The endocrine function simply refers to the secreting of hormones. The part of the pancreas that performs this function comprises millions of cell clusters. Known as Islets of Langerhans, they can be classified into four types of cells based on the hormones they secrete. Alpha cells secrete glucagons; beta cells produce insulin; delta cells secrete somatostatin, and, finally, PP cells produce pancreatic polypeptide.
All these four hormones are secreted directly into the blood stream. They work together with the nervous system to so that the body’s various tissues and organs work together in a effective and accurate way. For example, as and when necessary, insulin is released to lower the glucose level in the blood; on the other hand, glucagons is produced to elevate the level of glucose.
Trouble with the pancreas can lead to many health problems. Pancreatitis or inflammation of the pancreas is a common condition. It can be acute or chronic. In acute pancreatitis, the organ suddenly becomes swollen, and it empties its digestive enzymes into the bloodstream. The results are severe pain in the upper left part of the body, fever, shortness of breath, kidney problems, and even death resulting from infection, respiratory failure, bleeding or other complications. After an acute attack, a patient may either completely recover or suffer several more episodes, leading to chronic pancreatitis. Symptoms include persistent abdominal pain, intolerance of food and nausea.

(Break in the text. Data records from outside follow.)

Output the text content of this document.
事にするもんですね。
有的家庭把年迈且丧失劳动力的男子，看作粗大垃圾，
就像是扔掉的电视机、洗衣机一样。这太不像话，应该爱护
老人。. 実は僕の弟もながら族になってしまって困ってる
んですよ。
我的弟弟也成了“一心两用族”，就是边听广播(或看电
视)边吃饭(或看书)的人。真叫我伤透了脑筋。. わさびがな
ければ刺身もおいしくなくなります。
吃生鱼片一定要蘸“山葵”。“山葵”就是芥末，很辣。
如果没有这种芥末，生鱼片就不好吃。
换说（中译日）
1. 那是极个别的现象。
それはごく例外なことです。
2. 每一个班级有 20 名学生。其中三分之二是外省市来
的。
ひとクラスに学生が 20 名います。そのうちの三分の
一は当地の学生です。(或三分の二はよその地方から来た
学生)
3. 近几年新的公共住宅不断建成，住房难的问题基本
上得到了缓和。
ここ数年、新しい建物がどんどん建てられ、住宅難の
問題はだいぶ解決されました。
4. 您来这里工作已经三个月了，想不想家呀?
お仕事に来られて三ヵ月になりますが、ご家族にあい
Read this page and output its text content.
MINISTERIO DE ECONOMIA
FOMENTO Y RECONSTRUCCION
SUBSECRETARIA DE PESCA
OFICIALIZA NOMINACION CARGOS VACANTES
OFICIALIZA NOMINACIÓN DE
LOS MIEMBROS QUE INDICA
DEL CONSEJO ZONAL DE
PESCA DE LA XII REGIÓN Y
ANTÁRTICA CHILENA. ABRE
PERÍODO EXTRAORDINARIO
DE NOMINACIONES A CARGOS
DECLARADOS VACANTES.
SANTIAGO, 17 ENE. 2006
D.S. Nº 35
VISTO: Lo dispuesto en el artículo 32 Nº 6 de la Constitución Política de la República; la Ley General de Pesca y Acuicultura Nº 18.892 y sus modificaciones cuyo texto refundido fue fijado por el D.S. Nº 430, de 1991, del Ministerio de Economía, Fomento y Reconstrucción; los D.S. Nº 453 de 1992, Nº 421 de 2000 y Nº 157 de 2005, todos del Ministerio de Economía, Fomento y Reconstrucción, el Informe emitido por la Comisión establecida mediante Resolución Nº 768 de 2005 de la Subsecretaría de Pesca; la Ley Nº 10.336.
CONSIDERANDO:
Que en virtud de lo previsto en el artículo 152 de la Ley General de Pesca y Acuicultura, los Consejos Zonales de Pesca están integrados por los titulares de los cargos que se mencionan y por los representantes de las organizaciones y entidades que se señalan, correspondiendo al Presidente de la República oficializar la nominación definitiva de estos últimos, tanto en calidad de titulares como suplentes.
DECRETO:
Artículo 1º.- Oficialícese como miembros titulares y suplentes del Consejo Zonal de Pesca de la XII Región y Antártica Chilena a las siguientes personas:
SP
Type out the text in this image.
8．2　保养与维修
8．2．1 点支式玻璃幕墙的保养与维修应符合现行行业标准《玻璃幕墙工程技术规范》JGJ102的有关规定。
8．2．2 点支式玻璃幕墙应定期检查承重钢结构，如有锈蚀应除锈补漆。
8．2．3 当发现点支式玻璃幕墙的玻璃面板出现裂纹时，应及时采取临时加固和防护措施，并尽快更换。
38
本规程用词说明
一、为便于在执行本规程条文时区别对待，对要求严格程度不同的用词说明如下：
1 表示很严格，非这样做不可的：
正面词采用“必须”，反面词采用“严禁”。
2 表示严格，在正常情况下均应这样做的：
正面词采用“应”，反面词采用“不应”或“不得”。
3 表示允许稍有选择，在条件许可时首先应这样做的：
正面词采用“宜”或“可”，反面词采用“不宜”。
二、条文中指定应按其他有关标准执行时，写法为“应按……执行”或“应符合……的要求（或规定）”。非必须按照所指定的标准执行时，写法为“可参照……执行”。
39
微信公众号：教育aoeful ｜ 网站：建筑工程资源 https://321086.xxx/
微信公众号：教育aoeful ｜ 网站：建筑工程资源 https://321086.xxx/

A more deadly disease is pancreatic cancer, since it is almost always fatal. Indeed, it is the most lethal of all cancers, but fortunately, it is not common. Many pancreatic cancer patients exhibit minimal or no symptoms until in the late, less curable stages. Symptoms of pancreatic cancer are the same as those for chronic pancreatitis.
Cystic fibrosis is a hereditary disorder in which thick, sticky mucus block the tubes in the pancreas. As a result, the digestive enzymes produced by the pancreas can’t reach the small intestine. Without them, the intestines can’t fully absorb fats and proteins. This can cause vitamin deficiency and malnutrition because nutrients leave the body unused. It also can cause bulky stools, intestinal gas, a swollen belly from severe constipation, and pain or discomfort.